Horde is a monster group that moves. It moves randomly, but prefers places with more sound. When you move so that the reality bubble covers it, it spawns like a regular monster group. When it moves so that it gets into the bubble, it will only spawn if you can’t see it and never inside buildings, but it can spawn dangerously near you. You can’t see a horde until it spawns, except for the flashing ‘Z’ in map view.

This isn’t perfectly balanced nor does always make sense. Hordes tend to be moderately big and include zombies of all types (shocker brutes). In fact, turning hordes on is the only way to get significant numbers of hulks and shocker brutes.
In the past it sometimes resulted in really stupid spawns like zombie horde spawning in a swimming pool or zombies spawning next to the player. This should be fixed now, but it still can spawn Left 4 Dead style behind a small building or a wall of trees.

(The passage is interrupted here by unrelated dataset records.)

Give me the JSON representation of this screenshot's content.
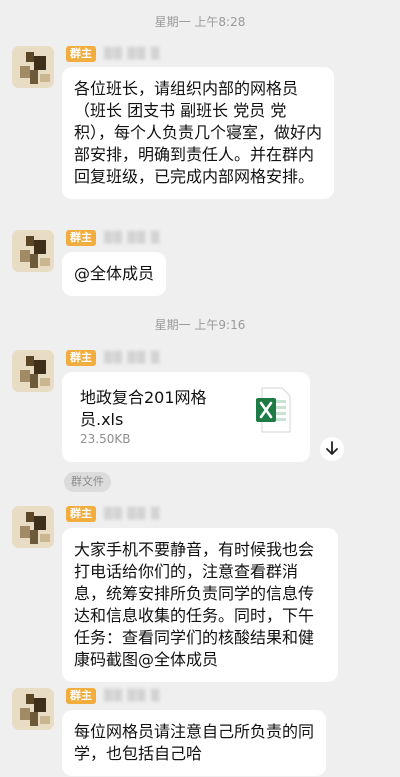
{
  "messages_area": {
    "time_1": "星期一 上午8:28",
    "time_2": "星期一 上午9:16",
    "role_badge": "群主",
    "msg_1": "各位班长，请组织内部的网格员（班长 团支书 副班长 党员 党积），每个人负责几个寝室，做好内部安排，明确到责任人。并在群内回复班级，已完成内部网格安排。",
    "msg_2": "@全体成员",
    "file": {
      "name": "地政复合201网格员.xls",
      "size": "23.50KB",
      "icon": "excel-file-icon"
    },
    "file_tag": "群文件",
    "msg_3": "大家手机不要静音，有时候我也会打电话给你们的，注意查看群消息，统筹安排所负责同学的信息传达和信息收集的任务。同时，下午任务：查看同学们的核酸结果和健康码截图@全体成员",
    "msg_4": "每位网格员请注意自己所负责的同学，也包括自己哈"
  },
  "colors": {
    "background": "#efefef",
    "bubble": "#ffffff",
    "role_badge": "#f1ad3d",
    "excel_green": "#1e7b45"
  }
}
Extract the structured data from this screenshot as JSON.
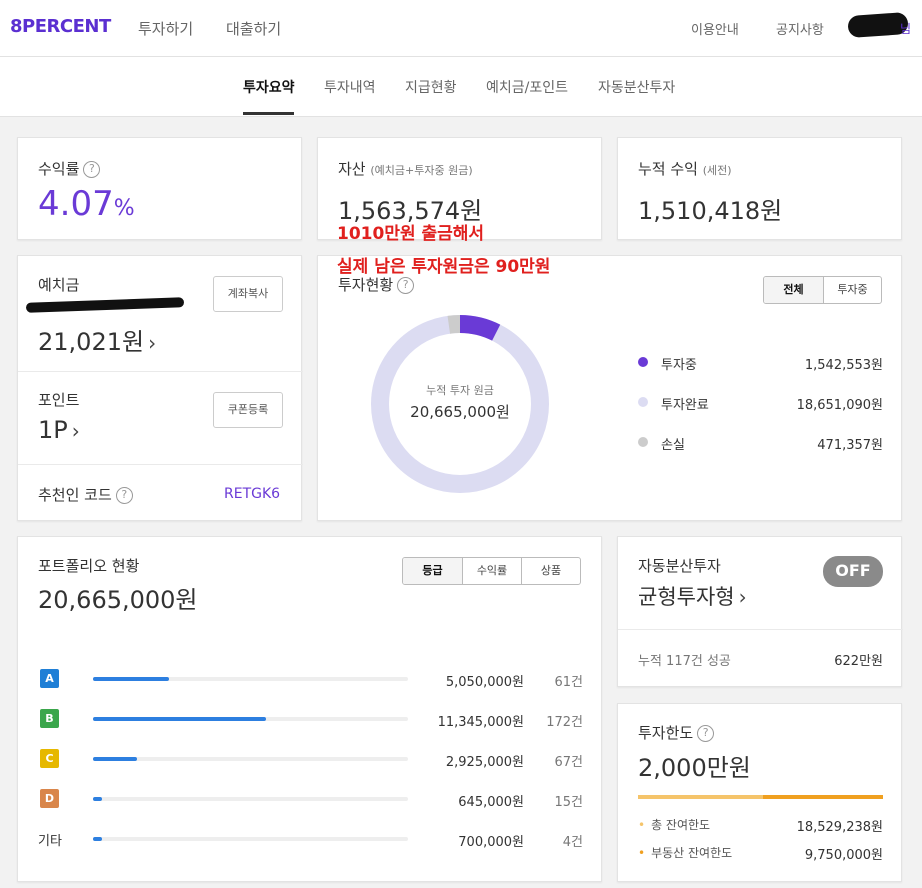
{
  "header": {
    "logo": "8PERCENT",
    "nav": [
      "투자하기",
      "대출하기"
    ],
    "right_nav": [
      "이용안내",
      "공지사항"
    ],
    "user_fragment": "님"
  },
  "subnav": {
    "tabs": [
      "투자요약",
      "투자내역",
      "지급현황",
      "예치금/포인트",
      "자동분산투자"
    ],
    "active": "투자요약"
  },
  "summary": {
    "yield": {
      "label": "수익률",
      "value": "4.07",
      "unit": "%"
    },
    "assets": {
      "label": "자산",
      "sublabel": "(예치금+투자중 원금)",
      "value": "1,563,574원"
    },
    "cumulative": {
      "label": "누적 수익",
      "sublabel": "(세전)",
      "value": "1,510,418원"
    }
  },
  "annotation": {
    "line1": "1010만원 출금해서",
    "line2": "실제 남은 투자원금은 90만원"
  },
  "deposit": {
    "label": "예치금",
    "value": "21,021원",
    "copy_button": "계좌복사",
    "point_label": "포인트",
    "point_value": "1P",
    "coupon_button": "쿠폰등록",
    "referral_label": "추천인 코드",
    "referral_code": "RETGK6"
  },
  "investment_status": {
    "label": "투자현황",
    "filters": [
      "전체",
      "투자중"
    ],
    "center_label": "누적 투자 원금",
    "center_value": "20,665,000원",
    "legend": [
      {
        "label": "투자중",
        "value": "1,542,553원",
        "color": "#6a3ad6"
      },
      {
        "label": "투자완료",
        "value": "18,651,090원",
        "color": "#dcdcf2"
      },
      {
        "label": "손실",
        "value": "471,357원",
        "color": "#cccccc"
      }
    ]
  },
  "portfolio": {
    "label": "포트폴리오 현황",
    "total": "20,665,000원",
    "filters": [
      "등급",
      "수익률",
      "상품"
    ],
    "rows": [
      {
        "grade": "A",
        "color": "#1f7fd6",
        "amount": "5,050,000원",
        "count": "61건",
        "fraction": 0.24
      },
      {
        "grade": "B",
        "color": "#3aa64b",
        "amount": "11,345,000원",
        "count": "172건",
        "fraction": 0.55
      },
      {
        "grade": "C",
        "color": "#e6b800",
        "amount": "2,925,000원",
        "count": "67건",
        "fraction": 0.14
      },
      {
        "grade": "D",
        "color": "#d9864b",
        "amount": "645,000원",
        "count": "15건",
        "fraction": 0.03
      },
      {
        "grade": "기타",
        "color": "",
        "amount": "700,000원",
        "count": "4건",
        "fraction": 0.03
      }
    ]
  },
  "auto_invest": {
    "label": "자동분산투자",
    "toggle": "OFF",
    "type": "균형투자형",
    "stat_label": "누적 117건 성공",
    "stat_value": "622만원"
  },
  "limit": {
    "label": "투자한도",
    "value": "2,000만원",
    "rows": [
      {
        "label": "총 잔여한도",
        "value": "18,529,238원",
        "color": "#f5c46a",
        "fraction": 0.93
      },
      {
        "label": "부동산 잔여한도",
        "value": "9,750,000원",
        "color": "#f0a020",
        "fraction": 0.49
      }
    ]
  }
}
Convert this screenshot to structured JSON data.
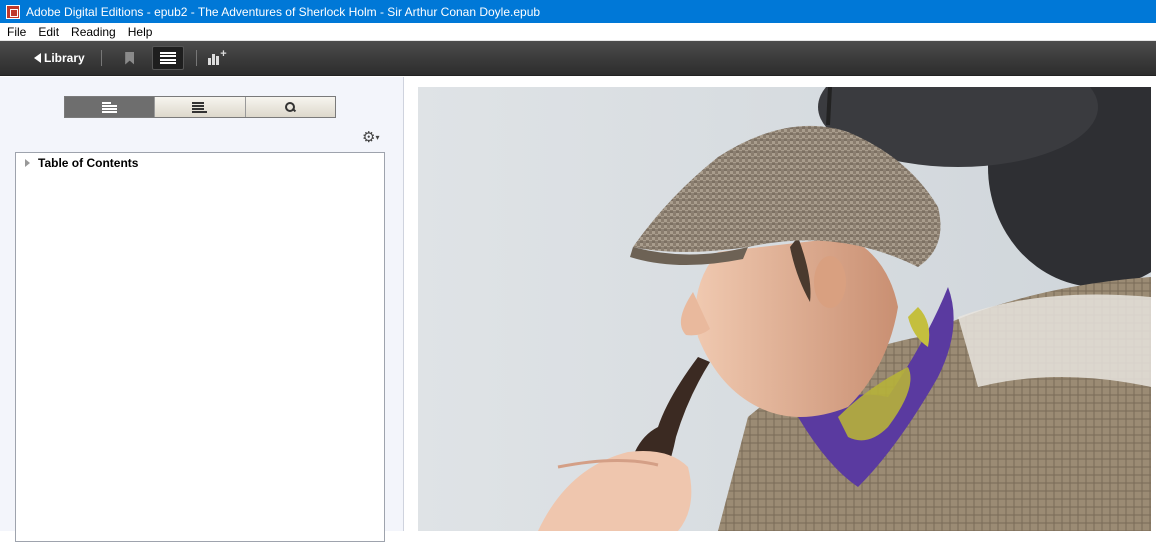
{
  "window": {
    "title": "Adobe Digital Editions - epub2 - The Adventures of Sherlock Holm - Sir Arthur Conan Doyle.epub"
  },
  "menu": {
    "items": [
      "File",
      "Edit",
      "Reading",
      "Help"
    ]
  },
  "toolbar": {
    "library_label": "Library",
    "icons": [
      "bookmark-icon",
      "toc-list-icon",
      "stats-add-icon"
    ]
  },
  "panel": {
    "tabs": [
      "table-of-contents-icon",
      "bookmarks-icon",
      "search-icon"
    ],
    "active_tab": "table-of-contents-icon",
    "options_icon": "gear-icon",
    "toc_label": "Table of Contents"
  },
  "colors": {
    "titlebar": "#0078d7",
    "toolbar": "#3a3a3a",
    "panel": "#f3f5fb"
  }
}
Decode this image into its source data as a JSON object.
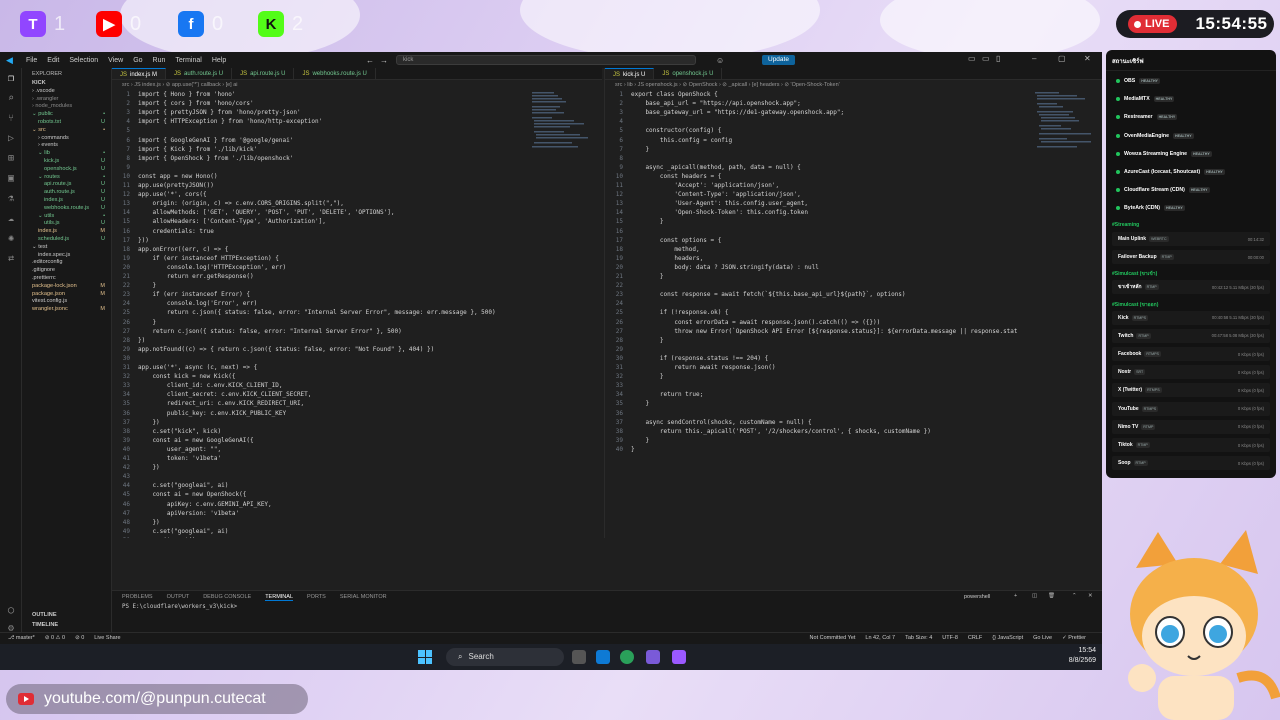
{
  "social": [
    {
      "name": "twitch",
      "count": "1",
      "color": "#9146ff",
      "glyph": "T"
    },
    {
      "name": "youtube",
      "count": "0",
      "color": "#ff0000",
      "glyph": "▶"
    },
    {
      "name": "facebook",
      "count": "0",
      "color": "#1877f2",
      "glyph": "f"
    },
    {
      "name": "kick",
      "count": "2",
      "color": "#53fc18",
      "glyph": "K"
    }
  ],
  "live": {
    "label": "LIVE",
    "time": "15:54:55"
  },
  "vscode": {
    "menu": [
      "File",
      "Edit",
      "Selection",
      "View",
      "Go",
      "Run",
      "Terminal",
      "Help"
    ],
    "search": "kick",
    "update": "Update",
    "explorer": {
      "title": "EXPLORER",
      "root": "KICK",
      "items": [
        {
          "label": "› .vscode",
          "indent": 1,
          "status": "",
          "color": "#ccc"
        },
        {
          "label": "› .wrangler",
          "indent": 1,
          "status": "",
          "color": "#8b8b8b"
        },
        {
          "label": "› node_modules",
          "indent": 1,
          "status": "",
          "color": "#8b8b8b"
        },
        {
          "label": "⌄ public",
          "indent": 1,
          "status": "•",
          "color": "#73c991"
        },
        {
          "label": "robots.txt",
          "indent": 2,
          "status": "U",
          "color": "#73c991"
        },
        {
          "label": "⌄ src",
          "indent": 1,
          "status": "•",
          "color": "#e2c08d"
        },
        {
          "label": "› commands",
          "indent": 2,
          "status": "",
          "color": "#ccc"
        },
        {
          "label": "› events",
          "indent": 2,
          "status": "",
          "color": "#ccc"
        },
        {
          "label": "⌄ lib",
          "indent": 2,
          "status": "•",
          "color": "#73c991"
        },
        {
          "label": "kick.js",
          "indent": 3,
          "status": "U",
          "color": "#73c991"
        },
        {
          "label": "openshock.js",
          "indent": 3,
          "status": "U",
          "color": "#73c991"
        },
        {
          "label": "⌄ routes",
          "indent": 2,
          "status": "•",
          "color": "#73c991"
        },
        {
          "label": "api.route.js",
          "indent": 3,
          "status": "U",
          "color": "#73c991"
        },
        {
          "label": "auth.route.js",
          "indent": 3,
          "status": "U",
          "color": "#73c991"
        },
        {
          "label": "index.js",
          "indent": 3,
          "status": "U",
          "color": "#73c991"
        },
        {
          "label": "webhooks.route.js",
          "indent": 3,
          "status": "U",
          "color": "#73c991"
        },
        {
          "label": "⌄ utils",
          "indent": 2,
          "status": "•",
          "color": "#73c991"
        },
        {
          "label": "utils.js",
          "indent": 3,
          "status": "U",
          "color": "#73c991"
        },
        {
          "label": "index.js",
          "indent": 2,
          "status": "M",
          "color": "#e2c08d"
        },
        {
          "label": "scheduled.js",
          "indent": 2,
          "status": "U",
          "color": "#73c991"
        },
        {
          "label": "⌄ test",
          "indent": 1,
          "status": "",
          "color": "#ccc"
        },
        {
          "label": "index.spec.js",
          "indent": 2,
          "status": "",
          "color": "#ccc"
        },
        {
          "label": ".editorconfig",
          "indent": 1,
          "status": "",
          "color": "#ccc"
        },
        {
          "label": ".gitignore",
          "indent": 1,
          "status": "",
          "color": "#ccc"
        },
        {
          "label": ".prettierrc",
          "indent": 1,
          "status": "",
          "color": "#ccc"
        },
        {
          "label": "package-lock.json",
          "indent": 1,
          "status": "M",
          "color": "#e2c08d"
        },
        {
          "label": "package.json",
          "indent": 1,
          "status": "M",
          "color": "#e2c08d"
        },
        {
          "label": "vitest.config.js",
          "indent": 1,
          "status": "",
          "color": "#ccc"
        },
        {
          "label": "wrangler.jsonc",
          "indent": 1,
          "status": "M",
          "color": "#e2c08d"
        }
      ],
      "outline": "OUTLINE",
      "timeline": "TIMELINE"
    },
    "left_tabs": [
      "index.js M",
      "auth.route.js U",
      "api.route.js U",
      "webhooks.route.js U"
    ],
    "left_breadcrumb": "src › JS index.js › ⊘ app.use('*') callback › [e] ai",
    "left_code": [
      "import { Hono } from 'hono'",
      "import { cors } from 'hono/cors'",
      "import { prettyJSON } from 'hono/pretty-json'",
      "import { HTTPException } from 'hono/http-exception'",
      "",
      "import { GoogleGenAI } from '@google/genai'",
      "import { Kick } from './lib/kick'",
      "import { OpenShock } from './lib/openshock'",
      "",
      "const app = new Hono()",
      "app.use(prettyJSON())",
      "app.use('*', cors({",
      "    origin: (origin, c) => c.env.CORS_ORIGINS.split(\",\"),",
      "    allowMethods: ['GET', 'QUERY', 'POST', 'PUT', 'DELETE', 'OPTIONS'],",
      "    allowHeaders: ['Content-Type', 'Authorization'],",
      "    credentials: true",
      "}))",
      "app.onError((err, c) => {",
      "    if (err instanceof HTTPException) {",
      "        console.log('HTTPException', err)",
      "        return err.getResponse()",
      "    }",
      "    if (err instanceof Error) {",
      "        console.log('Error', err)",
      "        return c.json({ status: false, error: \"Internal Server Error\", message: err.message }, 500)",
      "    }",
      "    return c.json({ status: false, error: \"Internal Server Error\" }, 500)",
      "})",
      "app.notFound((c) => { return c.json({ status: false, error: \"Not Found\" }, 404) })",
      "",
      "app.use('*', async (c, next) => {",
      "    const kick = new Kick({",
      "        client_id: c.env.KICK_CLIENT_ID,",
      "        client_secret: c.env.KICK_CLIENT_SECRET,",
      "        redirect_uri: c.env.KICK_REDIRECT_URI,",
      "        public_key: c.env.KICK_PUBLIC_KEY",
      "    })",
      "    c.set(\"kick\", kick)",
      "    const ai = new GoogleGenAI({",
      "        user_agent: \"\",",
      "        token: 'v1beta'",
      "    })",
      "",
      "    c.set(\"googleai\", ai)",
      "    const ai = new OpenShock({",
      "        apiKey: c.env.GEMINI_API_KEY,",
      "        apiVersion: 'v1beta'",
      "    })",
      "    c.set(\"googleai\", ai)",
      "    await next()",
      "})",
      "",
      "import routes from './routes'",
      "app.route('/', routes)"
    ],
    "right_tabs": [
      "kick.js U",
      "openshock.js U"
    ],
    "right_breadcrumb": "src › lib › JS openshock.js › ⊘ OpenShock › ⊘ _apicall › [e] headers › ⊘ 'Open-Shock-Token'",
    "right_code": [
      "export class OpenShock {",
      "    base_api_url = \"https://api.openshock.app\";",
      "    base_gateway_url = \"https://de1-gateway.openshock.app\";",
      "",
      "    constructor(config) {",
      "        this.config = config",
      "    }",
      "",
      "    async _apicall(method, path, data = null) {",
      "        const headers = {",
      "            'Accept': 'application/json',",
      "            'Content-Type': 'application/json',",
      "            'User-Agent': this.config.user_agent,",
      "            'Open-Shock-Token': this.config.token",
      "        }",
      "",
      "        const options = {",
      "            method,",
      "            headers,",
      "            body: data ? JSON.stringify(data) : null",
      "        }",
      "",
      "        const response = await fetch(`${this.base_api_url}${path}`, options)",
      "",
      "        if (!response.ok) {",
      "            const errorData = await response.json().catch(() => ({}))",
      "            throw new Error(`OpenShock API Error [${response.status}]: ${errorData.message || response.stat",
      "        }",
      "",
      "        if (response.status !== 204) {",
      "            return await response.json()",
      "        }",
      "",
      "        return true;",
      "    }",
      "",
      "    async sendControl(shocks, customName = null) {",
      "        return this._apicall('POST', '/2/shockers/control', { shocks, customName })",
      "    }",
      "}"
    ],
    "panel_tabs": [
      "PROBLEMS",
      "OUTPUT",
      "DEBUG CONSOLE",
      "TERMINAL",
      "PORTS",
      "SERIAL MONITOR"
    ],
    "terminal_shell": "powershell",
    "terminal_prompt": "PS E:\\cloudflare\\workers_v3\\kick>",
    "status_left": [
      "⎇ master*",
      "⊘ 0 ⚠ 0",
      "⊘ 0",
      "Live Share"
    ],
    "status_right": [
      "Not Committed Yet",
      "Ln 42, Col 7",
      "Tab Size: 4",
      "UTF-8",
      "CRLF",
      "{} JavaScript",
      "Go Live",
      "✓ Prettier"
    ]
  },
  "taskbar": {
    "search": "Search",
    "time": "15:54",
    "date": "8/8/2569"
  },
  "status_panel": {
    "title": "สถานะเซิร์ฟ",
    "servers": [
      "OBS",
      "MediaMTX",
      "Restreamer",
      "OvenMediaEngine",
      "Wowza Streaming Engine",
      "AzureCast (Icecast, Shoutcast)",
      "Cloudflare Stream (CDN)",
      "ByteArk (CDN)"
    ],
    "health": "HEALTHY",
    "streaming_label": "#Streaming",
    "streaming": [
      {
        "name": "Main Uplink",
        "tag": "WEBRTC",
        "rate": "00:14:32"
      },
      {
        "name": "Failover Backup",
        "tag": "RTMP",
        "rate": "00:00:00"
      }
    ],
    "simulcast_label1": "#Simulcast (ขาเข้า)",
    "simulcast_in": [
      {
        "name": "ขาเข้าหลัก",
        "tag": "RTMP",
        "rate": "00:42:12   5.11 Mbps   (30 fps)"
      }
    ],
    "simulcast_label2": "#Simulcast (ขาออก)",
    "simulcast_out": [
      {
        "name": "Kick",
        "tag": "RTMPS",
        "rate": "00:40:58   5.11 Mbps   (30 fps)"
      },
      {
        "name": "Twitch",
        "tag": "RTMP",
        "rate": "00:47:58   5.08 Mbps   (30 fps)"
      },
      {
        "name": "Facebook",
        "tag": "RTMPS",
        "rate": "0 Kbps   (0 fps)"
      },
      {
        "name": "Nostr",
        "tag": "SRT",
        "rate": "0 Kbps   (0 fps)"
      },
      {
        "name": "X (Twitter)",
        "tag": "RTMPS",
        "rate": "0 Kbps   (0 fps)"
      },
      {
        "name": "YouTube",
        "tag": "RTMPS",
        "rate": "0 Kbps   (0 fps)"
      },
      {
        "name": "Nimo TV",
        "tag": "RTMP",
        "rate": "0 Kbps   (0 fps)"
      },
      {
        "name": "Tiktok",
        "tag": "RTMP",
        "rate": "0 Kbps   (0 fps)"
      },
      {
        "name": "Soop",
        "tag": "RTMP",
        "rate": "0 Kbps   (0 fps)"
      }
    ]
  },
  "footer": {
    "url": "youtube.com/@punpun.cutecat"
  }
}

I don’t think hordes can form after they become zombies. Maybe new ones can be generated (can’t find it right now - I don’t know overmap code well), but once spawned, horde disappears.[/spoiler][/quote]

you are nearly right, i am sure they can spawn inside buildings what is clearly seen in abandomed challenge where horde can spawn in small rooms of hospital what you just cleared or behimd a wall where you was 1 turn ago

[quote=“Coolthulhu, post:97, topic:8282”]First a common concept: monster groups.
Monster group is an information on what can spawn on a given overmap tile (overmap is the map you see when you press ‘m’). It has only vague information like type and number.
Monster group is turned into actual monsters (and deleted from overmap) when you get near it. More correctly, when reality bubble covers it.

Horde is a monster group that moves. It moves randomly, but prefers places with more sound. When you move so that the reality bubble covers it, it spawns like a regular monster group. When it moves so that it gets into the bubble, it will only spawn if you can’t see it and never inside buildings, but it can spawn dangerously near you. You can’t see a horde until it spawns, except for the flashing ‘Z’ in map view.

This isn’t perfectly balanced nor does always make sense. Hordes tend to be moderately big and include zombies of all types (shocker brutes). In fact, turning hordes on is the only way to get significant numbers of hulks and shocker brutes.
In the past it sometimes resulted in really stupid spawns like zombie horde spawning in a swimming pool or zombies spawning next to the player. This should be fixed now, but it still can spawn Left 4 Dead style behind a small building or a wall of trees.

I don’t think hordes can form after they become zombies. Maybe new ones can be generated (can’t find it right now - I don’t know overmap code well), but once spawned, horde disappears.[/quote]

I think them spawning inside pools is cool. Imagine a survivor was being chased by a horde, fell in, and they all piled on top and devoured 'em underwater.

The problem is when you have a totally empty pool and suddenly an entire horde charges out of it. This should no longer happen (both because better spawn checks and because common zeds don’t see out of water), but when it did, it didn’t really make sense.

Did it happen with any recent version? I think it was allowed long ago, but should no longer happen.